How do these companies do this? Their capital structure typically has two classes of shares: Class A and Class B. So the owners of a private company who wish to go public to raise present or future capital, or help establish price discovery for the value of their shares, can still maintain tight control over decisions, while diluting their ownership using a dual class share structure. In a case like Facebook, Mark Zuckerberg owns only 18% of the common stock but has over of the 50% voting power, largely by structuring the class B shares that he owns to have ten times more voting power than the regular class A shares. According to a Forbes magazine May 2012 article titled “ Facebook Ownership Structure Should Scare Investors More Than Botched IPO”, these kinds of structures are fairly commonplace in Silicon Valley with the likes of Google, LinkedIn and Zynga. It is also noteworthy that other big brand names like Nike, Ralph Lauren and Estee Lauder have similar structures.
According to Investopedia, the common practice is to assign more voting rights to one class of shares than the other to give key company insiders greater control over the board and corporate actions.
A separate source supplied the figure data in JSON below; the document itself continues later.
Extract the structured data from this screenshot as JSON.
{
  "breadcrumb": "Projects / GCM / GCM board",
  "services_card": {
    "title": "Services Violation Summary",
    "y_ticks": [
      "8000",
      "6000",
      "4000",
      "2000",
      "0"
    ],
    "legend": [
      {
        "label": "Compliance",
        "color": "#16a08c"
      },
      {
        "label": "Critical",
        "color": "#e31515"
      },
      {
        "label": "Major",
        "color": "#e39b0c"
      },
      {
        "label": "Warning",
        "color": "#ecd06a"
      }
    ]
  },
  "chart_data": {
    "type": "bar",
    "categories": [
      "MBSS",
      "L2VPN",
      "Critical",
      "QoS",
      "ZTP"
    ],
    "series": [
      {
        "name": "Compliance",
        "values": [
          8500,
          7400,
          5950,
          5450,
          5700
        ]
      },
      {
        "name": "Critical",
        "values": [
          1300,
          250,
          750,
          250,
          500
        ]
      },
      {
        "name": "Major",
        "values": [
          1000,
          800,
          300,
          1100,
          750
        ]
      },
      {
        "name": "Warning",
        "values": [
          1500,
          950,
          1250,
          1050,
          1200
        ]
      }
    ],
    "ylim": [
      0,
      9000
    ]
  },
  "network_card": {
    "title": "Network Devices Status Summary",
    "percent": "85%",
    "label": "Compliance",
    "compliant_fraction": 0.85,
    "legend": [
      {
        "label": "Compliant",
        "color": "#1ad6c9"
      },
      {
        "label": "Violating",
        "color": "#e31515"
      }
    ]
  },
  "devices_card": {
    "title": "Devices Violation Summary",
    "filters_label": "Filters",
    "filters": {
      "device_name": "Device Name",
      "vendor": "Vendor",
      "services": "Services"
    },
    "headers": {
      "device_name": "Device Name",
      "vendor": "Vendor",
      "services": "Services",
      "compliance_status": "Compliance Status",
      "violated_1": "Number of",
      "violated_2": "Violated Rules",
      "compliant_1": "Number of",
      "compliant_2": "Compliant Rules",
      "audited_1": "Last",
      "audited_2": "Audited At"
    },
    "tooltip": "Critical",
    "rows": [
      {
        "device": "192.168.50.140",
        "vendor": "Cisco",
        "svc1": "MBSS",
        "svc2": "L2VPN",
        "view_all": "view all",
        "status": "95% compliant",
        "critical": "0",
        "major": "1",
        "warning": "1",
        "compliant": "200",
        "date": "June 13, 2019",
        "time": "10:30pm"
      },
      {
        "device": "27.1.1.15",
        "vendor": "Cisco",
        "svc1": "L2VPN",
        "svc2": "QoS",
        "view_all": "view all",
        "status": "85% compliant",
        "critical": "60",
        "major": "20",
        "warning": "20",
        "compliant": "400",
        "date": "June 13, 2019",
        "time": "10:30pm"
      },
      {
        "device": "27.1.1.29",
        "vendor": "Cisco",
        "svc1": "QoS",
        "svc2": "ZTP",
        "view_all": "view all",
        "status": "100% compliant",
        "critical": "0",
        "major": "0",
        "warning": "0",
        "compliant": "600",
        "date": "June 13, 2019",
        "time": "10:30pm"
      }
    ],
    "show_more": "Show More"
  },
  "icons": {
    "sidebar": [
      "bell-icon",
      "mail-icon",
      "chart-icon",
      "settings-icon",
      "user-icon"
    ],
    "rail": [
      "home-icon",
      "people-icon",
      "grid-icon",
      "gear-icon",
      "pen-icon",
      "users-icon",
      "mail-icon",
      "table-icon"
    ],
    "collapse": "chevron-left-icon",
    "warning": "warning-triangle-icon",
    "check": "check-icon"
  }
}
These super voting share structures are also good defenses against hostile takeovers where a party can purchase a significant quantity of shares on the open market as to demand a seat at the board table.

Controlled companies are able to do this because NYSE and NASDAQ rules permit these structures for as long as there is full disclosure at the Initial Public Offering stage, and further ongoing filing disclosures. These disclosures should state exactly what corporate governance standards the company is failing to comply with. Thus the American stock investor has to be savvy enough to research the share structures of the companies they wish to purchase before rocking up at the Annual General Meeting and making a fool of themselves demanding to see compensation policies for senior management and all that independent director nonsense that good corporate governance dictates.
But why should the ordinary Kenyan business owner care about all of this? Were such structures permissible on this side of the pond, then it’s fairly safe to assume that we would see more family owned businesses view the Nairobi Stock Exchange as a viable option for capital raising and price discovery without the requisite nuisance value that external shareholders are viewed to bring. A good example would be the supermarket chains such as Nakumatt, Tuskys and Naivas. Or the big local manufacturers like Bidco and Menengai Oil. The flip side of the argument is that without good corporate governance, the current cash flow issues clearly facing Nakumatt’s management would severely infect investor perceptions of other family owned businesses with opaque board structures and have a knock on effect on their market valuation. Controlled company structures require tightly run management practices that stand the test of economic vagaries. With only about 6% of American companies having these kinds of structures it demonstrates that it takes a special kind of owner to convince external shareholders to just forget about governance and put your money where our mouth is!